Jacó Bitar – Bem, eu acredito que a viabilidade hoje, não abre uma perspectiva muito grande para o contrato coletivo, haja visto que os sindicatos e o sindicalismo estiveram silenciados durante esses quatorze anos. O momento é se fazer propostas não acabadas, propostas com debates nas bases. E com debates em todas as categorias profissionais. Não isoladamente. É procurar realmente juntar os sindicatos e todos os trabalhadores. Não sei qual seria a fórmula. Quando se fala em frente ampla do trabalhador, eu diria poderíamos começar por baixo, como já acontece atualmente algumas regiões, alguns debates. Há maior intercâmbio de experiências e poderíamos surgir até com um jornal sindical de grupos de sindicatos que pudessem realmente fazer um trabalho em benefício de todos os trabalhadores. Essa frente poderia ser iniciada com um jornal intersindical. Agora, contrato coletivo de trabalho. O Brasil tem um sindicalismo fraco em várias regiões, e nós temos que ter um contrato coletivo de trabalho, sim. Mas nunca abandonar a hipótese dos direitos mínimos do trabalhador. Porque, como eu disse, a classe trabalhadora é uma classe desorganizada ainda. E cumpre ao Estado uma finalidade primordial. Não que nós peçamos proteção, mas um Estado realmente democrático, não permite que uma classe supere a outra. Então tem que criar instrumentos que protejam uma classe desorganizada no processo de desenvolvimento.

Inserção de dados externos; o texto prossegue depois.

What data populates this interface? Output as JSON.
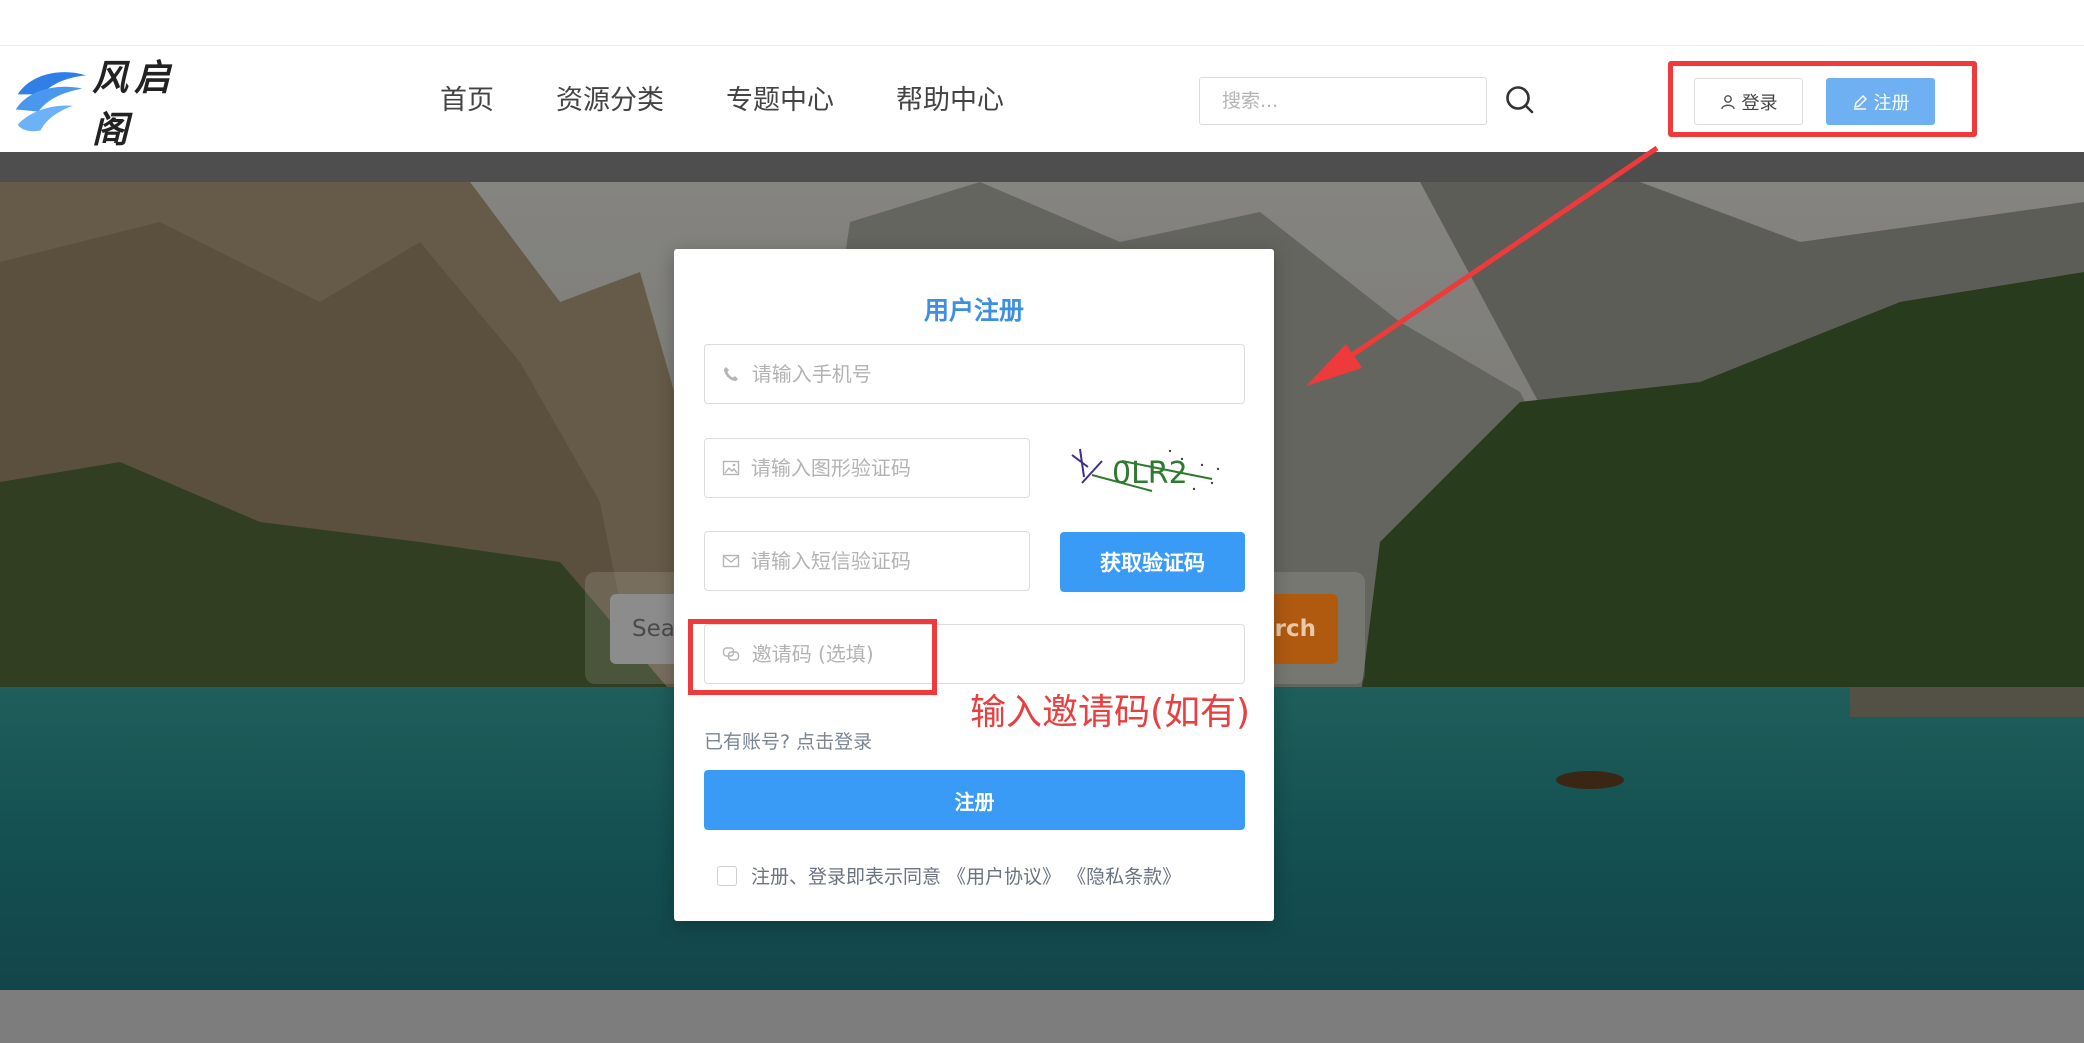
{
  "header": {
    "logo_text": "风启阁",
    "nav": [
      "首页",
      "资源分类",
      "专题中心",
      "帮助中心"
    ],
    "search_placeholder": "搜索...",
    "login_label": "登录",
    "register_label": "注册"
  },
  "hero": {
    "search_text": "Sea",
    "search_button": "arch"
  },
  "modal": {
    "title": "用户注册",
    "phone_placeholder": "请输入手机号",
    "captcha_placeholder": "请输入图形验证码",
    "captcha_code": "0LR2",
    "sms_placeholder": "请输入短信验证码",
    "sms_button": "获取验证码",
    "invite_placeholder": "邀请码 (选填)",
    "login_link": "已有账号? 点击登录",
    "submit_label": "注册",
    "agreement_text": "注册、登录即表示同意 《用户协议》 《隐私条款》"
  },
  "annotation": {
    "text": "输入邀请码(如有)",
    "color": "#e84040"
  },
  "colors": {
    "primary": "#3a9bf7",
    "title": "#3d8fe0",
    "highlight": "#ee3a3a",
    "register_header_btn": "#6fb0f2"
  }
}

Entrevistador – Então, uma coisa mais didática. O que você entende por contrato coletivo de trabalho?

Jacó Bitar – Contrato coletivo de trabalho seria feito na base de todos os trabalhadores terem a oportunidade através do seu órgão de classe. Firmar condições mínimas para aquela categoria. Agora, os instrumentos que nós pudéssemos ter atualmente para se fazer cumprir o contrato coletivo de trabalho é que me foge realmente. Exatamente por não haver um estudo aprofundado a respeito disso. Como eu disse no princípio, no momento é para se debater as situações. E que não vemos fórmulas de aplicação. Podemos dizer, hoje na Petrobrás existe um contrato coletivo de trabalho, porque ela tem normas que regulamentam a situação em todo o país, dentro das da própria empresa. Sem a participação evidentemente dos órgãos de classe, mas que não deixa de ser. Eu perguntaria: mas de que forma nós podemos fazer a empresa cumprir esse contrato de trabalho, e não alterar. Se a Justiça do Trabalho nada mais é do que normas disciplinadoras, um tipo de estatuto do próprio trabalhador dentro da empresa. Mas conseguindo através de contratos com o seu próprio sindicato, que é o seu órgão de classe. Isso é o que eu entendo por contrato de trabalho. Agora, a fórmula de aplicação, o que nós temos que buscar, porque não adianta nada fazer sendo que a empresa não terá condições de cumprir e sendo que as reivindicações são feitas individualmente. Como pode um trabalhador sem estabilidade no emprego fazer prevalecer de um direito na Justiça do Trabalho se ele não tem isso? Então o contrato coletivo de trabalho está vinculado, antes de mais nada, no momento diria estabilidade do trabalhador no emprego. E numa época futura da consciência do próprio.

Entrevistador – Está ok. Obrigado, Jacó.